母の日の前に、自分のために花を買った。
母の日の1週間前、息子は部活でいない。夫はゴルフに出かけたので、
一人でホームセンターに行きました。
別に何が欲しいわけじゃなかったんだけど、なんとなく行き場のない時間があって、気づいたら園芸コーナーに。なんだか中高年優等生!
「あ、カーネーション」
鮮やかなピンクと赤。そうか、母の日の季節だったよね。みんないなきゃいないでいいんだけど、なんだかぽっかりする。
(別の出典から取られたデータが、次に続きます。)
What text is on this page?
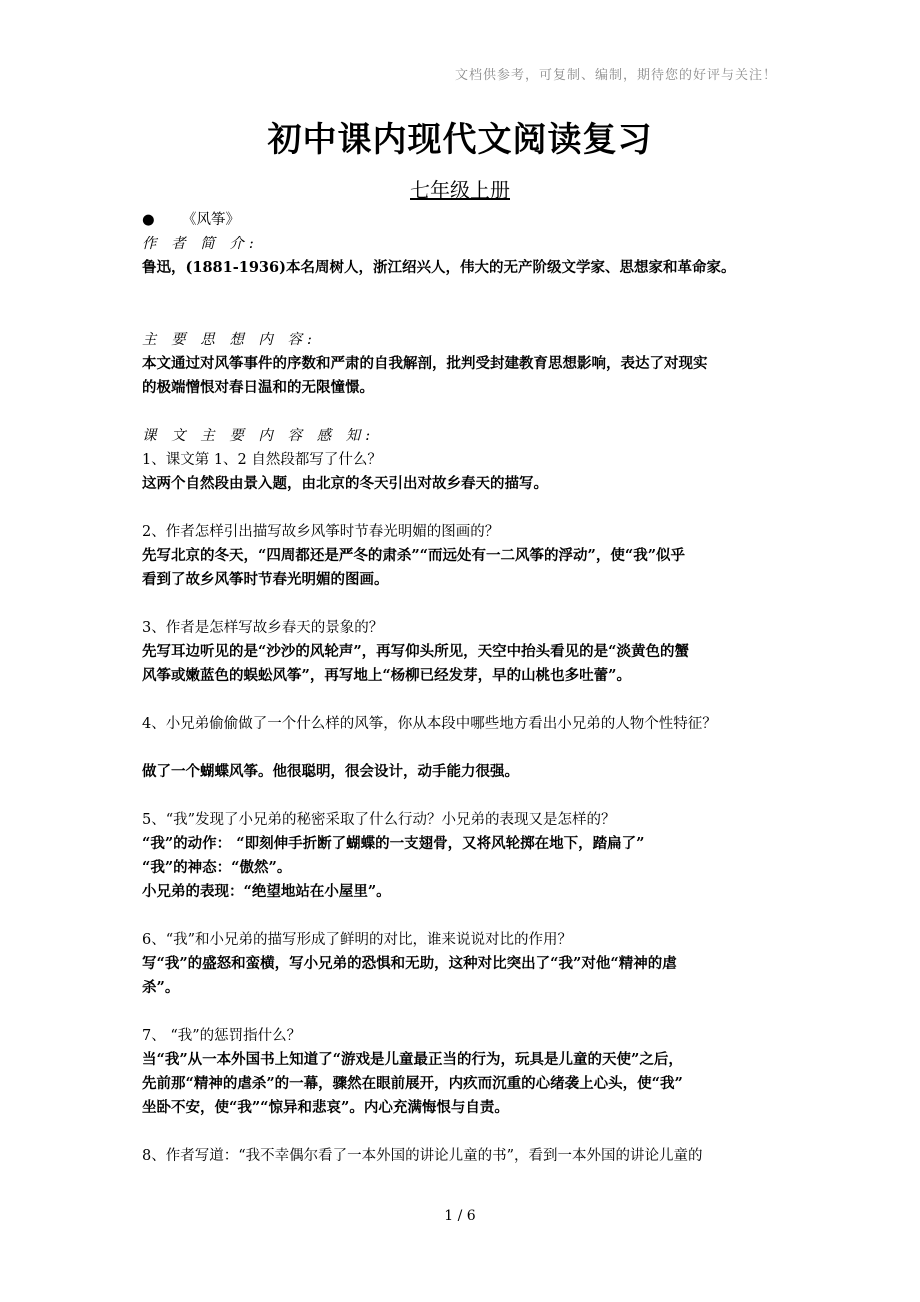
文档供参考，可复制、编制，期待您的好评与关注！
初中课内现代文阅读复习
七年级上册
● 《风筝》
作 者 简 介:
鲁迅，(1881-1936)本名周树人，浙江绍兴人，伟大的无产阶级文学家、思想家和革命家。
主 要 思 想 内 容:
本文通过对风筝事件的序数和严肃的自我解剖，批判受封建教育思想影响，表达了对现实
的极端憎恨对春日温和的无限憧憬。
课 文 主 要 内 容 感 知:
1、课文第 1、2 自然段都写了什么？
这两个自然段由景入题，由北京的冬天引出对故乡春天的描写。
2、作者怎样引出描写故乡风筝时节春光明媚的图画的？
先写北京的冬天，“四周都还是严冬的肃杀”“而远处有一二风筝的浮动”，使“我”似乎
看到了故乡风筝时节春光明媚的图画。
3、作者是怎样写故乡春天的景象的？
先写耳边听见的是“沙沙的风轮声”，再写仰头所见，天空中抬头看见的是“淡黄色的蟹
风筝或嫩蓝色的蜈蚣风筝”，再写地上“杨柳已经发芽，早的山桃也多吐蕾”。
4、小兄弟偷偷做了一个什么样的风筝，你从本段中哪些地方看出小兄弟的人物个性特征？
做了一个蝴蝶风筝。他很聪明，很会设计，动手能力很强。
5、“我”发现了小兄弟的秘密采取了什么行动？小兄弟的表现又是怎样的？
“我”的动作： “即刻伸手折断了蝴蝶的一支翅骨，又将风轮掷在地下，踏扁了”
“我”的神态：“傲然”。
小兄弟的表现：“绝望地站在小屋里”。
6、“我”和小兄弟的描写形成了鲜明的对比，谁来说说对比的作用？
写“我”的盛怒和蛮横，写小兄弟的恐惧和无助，这种对比突出了“我”对他“精神的虐
杀”。
7、 “我”的惩罚指什么？
当“我”从一本外国书上知道了“游戏是儿童最正当的行为，玩具是儿童的天使”之后，
先前那“精神的虐杀”的一幕，骤然在眼前展开，内疚而沉重的心绪袭上心头，使“我”
坐卧不安，使“我”“惊异和悲哀”。内心充满悔恨与自责。
8、作者写道：“我不幸偶尔看了一本外国的讲论儿童的书”，看到一本外国的讲论儿童的
1 / 6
で、母の日って、うちでは毎年スルーされていくんだよね。
一応、私も母なんだけどな…とどこかで思う。まあ中2の男子が粛々と準備して祝ってくれたとしても、それはそれで心配になる。
「こーゆーワザ、いつ覚えた?」とか、
「彼女いるんか?」とか。
妄想母になってもアレなので、健全に育ってるんだな、とどこかで思いつつ、一抹の寂しさを感じる。母というより、オバ心的発想で。
——私、母の日に何かもらったのいつが最後だろう。
保育園の頃はもらった気がする。でも、いつのまにかそういうイベントから、息子も私も遠ざかってた。別に何か欲しいわけじゃないんだけど、ただカーネーションが目に入るたびに、母である自分をちょっと顧みてしまう。
大切なこと、教え忘れたのかな、って。
あの頃は本当に必死だったから。保育園に迎えに行って、ご飯食べさせて、お風呂入れて、寝かせる。絵本も読んでたけど、たぶん作業になってたと思う。もっと時間の持てる母親だったら、手をつないでお買い物に行って、「これはね」って、いろいろ教えられたのかな、とか。
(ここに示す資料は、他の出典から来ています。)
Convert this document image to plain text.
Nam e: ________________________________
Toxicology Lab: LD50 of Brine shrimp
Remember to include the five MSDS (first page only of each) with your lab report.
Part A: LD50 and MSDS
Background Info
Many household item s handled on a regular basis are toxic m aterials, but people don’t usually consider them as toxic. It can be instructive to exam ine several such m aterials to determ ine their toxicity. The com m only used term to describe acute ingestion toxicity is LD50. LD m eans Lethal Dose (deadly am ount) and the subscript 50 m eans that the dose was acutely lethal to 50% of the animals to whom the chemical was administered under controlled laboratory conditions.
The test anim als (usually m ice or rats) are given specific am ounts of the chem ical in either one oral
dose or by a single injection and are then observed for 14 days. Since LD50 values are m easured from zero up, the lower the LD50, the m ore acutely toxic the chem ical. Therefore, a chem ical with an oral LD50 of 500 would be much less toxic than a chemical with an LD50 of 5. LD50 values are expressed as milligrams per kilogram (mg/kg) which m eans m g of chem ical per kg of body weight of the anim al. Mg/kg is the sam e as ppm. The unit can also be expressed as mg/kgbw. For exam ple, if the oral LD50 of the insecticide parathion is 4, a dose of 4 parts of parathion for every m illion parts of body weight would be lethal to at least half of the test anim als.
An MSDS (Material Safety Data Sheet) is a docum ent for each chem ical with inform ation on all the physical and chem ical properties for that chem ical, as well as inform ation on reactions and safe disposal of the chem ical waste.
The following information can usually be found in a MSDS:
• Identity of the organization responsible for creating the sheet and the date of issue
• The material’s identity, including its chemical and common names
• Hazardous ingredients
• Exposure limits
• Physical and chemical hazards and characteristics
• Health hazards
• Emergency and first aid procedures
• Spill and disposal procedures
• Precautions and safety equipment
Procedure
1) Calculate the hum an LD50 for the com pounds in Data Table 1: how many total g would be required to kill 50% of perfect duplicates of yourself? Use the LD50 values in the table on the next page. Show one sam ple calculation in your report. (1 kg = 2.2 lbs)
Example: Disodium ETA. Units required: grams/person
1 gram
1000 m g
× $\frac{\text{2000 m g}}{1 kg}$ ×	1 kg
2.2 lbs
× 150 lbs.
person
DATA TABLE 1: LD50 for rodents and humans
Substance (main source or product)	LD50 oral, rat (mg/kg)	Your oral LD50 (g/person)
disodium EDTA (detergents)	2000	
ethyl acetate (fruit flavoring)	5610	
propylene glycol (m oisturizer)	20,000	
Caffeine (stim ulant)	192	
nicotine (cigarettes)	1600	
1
よく「子育ては、”つ”のつく年まで(・・ここのつ以降は”つ”で数えられないからそうゆう)」って言うじゃないですか。
振り返ると後悔しそうになるんだけど——
人間振り返ると後悔が先に来るのって、私だけじゃないですよね(・・希望)幸せな記憶ももちろんあるのに、あの時こうしておけばよかった、が先に出てくる。「ほーんと贅沢な人間だなあ、私・・・」って、とつくづく思う。
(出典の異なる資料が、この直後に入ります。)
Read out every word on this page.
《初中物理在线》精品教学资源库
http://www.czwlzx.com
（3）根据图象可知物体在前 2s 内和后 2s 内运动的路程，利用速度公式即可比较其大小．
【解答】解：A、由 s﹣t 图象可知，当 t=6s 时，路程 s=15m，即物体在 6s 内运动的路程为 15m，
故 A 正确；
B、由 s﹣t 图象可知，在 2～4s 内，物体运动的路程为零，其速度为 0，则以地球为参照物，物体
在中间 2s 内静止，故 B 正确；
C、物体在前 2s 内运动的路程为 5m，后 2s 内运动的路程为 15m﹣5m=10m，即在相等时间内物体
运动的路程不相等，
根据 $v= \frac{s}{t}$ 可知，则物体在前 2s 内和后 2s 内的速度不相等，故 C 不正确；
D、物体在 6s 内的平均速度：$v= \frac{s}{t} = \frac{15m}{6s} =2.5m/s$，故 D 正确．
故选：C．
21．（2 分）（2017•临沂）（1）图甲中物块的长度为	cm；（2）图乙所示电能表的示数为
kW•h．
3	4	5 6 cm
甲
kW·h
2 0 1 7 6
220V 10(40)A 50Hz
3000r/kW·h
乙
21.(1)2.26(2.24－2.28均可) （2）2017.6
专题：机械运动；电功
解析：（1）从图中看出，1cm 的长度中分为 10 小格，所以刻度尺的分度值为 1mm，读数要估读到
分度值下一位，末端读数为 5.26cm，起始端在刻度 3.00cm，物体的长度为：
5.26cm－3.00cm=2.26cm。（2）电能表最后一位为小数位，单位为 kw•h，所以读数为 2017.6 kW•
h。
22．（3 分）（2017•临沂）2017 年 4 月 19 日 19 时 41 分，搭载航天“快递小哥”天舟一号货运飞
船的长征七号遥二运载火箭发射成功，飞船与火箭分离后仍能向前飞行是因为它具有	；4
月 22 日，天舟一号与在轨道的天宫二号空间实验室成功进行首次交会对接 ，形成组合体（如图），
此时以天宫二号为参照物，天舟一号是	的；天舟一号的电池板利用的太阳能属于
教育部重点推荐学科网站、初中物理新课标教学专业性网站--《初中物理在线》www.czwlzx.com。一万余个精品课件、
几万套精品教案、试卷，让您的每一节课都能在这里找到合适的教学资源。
でも目の前の子はもう中学生で、部活に行って、親にはわかりやすくひねくれた無言態度をとる。「別にーーーー」がデフォルトだし、無駄に質問すると何故かキレられる。。そのひねくれが、まあまあまっすぐ育ったってことなんじゃないかなと。笑
カーネーションの隣に、マリーゴールドの鉢植えがあった。名前、後から調べてわかったんだけど、買う時はよく見てなかった。
でもなんとなく手に取って、買っちゃった。
お花を買う余裕ができたのって、ここ最近のことなんですよね。何かに追われてた頃は、飾る余裕なんてなかったから。そういう意味では、ちょっと年を取ったなって思う。
働くことをやめなかったから、今の自分がある。それは本当にそう思ってる。でもそれとは、また別の話で。
答えは出ない。たぶん一生出ないんだけど。いやパンドラの箱かなあ、開けちゃったら、どろどろどろどろ。。。
名前も知らないまま買ったマリーゴールドを、母の日の前に自分のために買って。それでよかったのかもよくわからないまま、家に帰った。
ベランダに無造作に置いた鉢植えは、今日もちゃんと咲いてる。必死だったあの頃の私も、たぶん、ちゃんと咲いていたのかなあなんて、自分で自分を愛でてみた。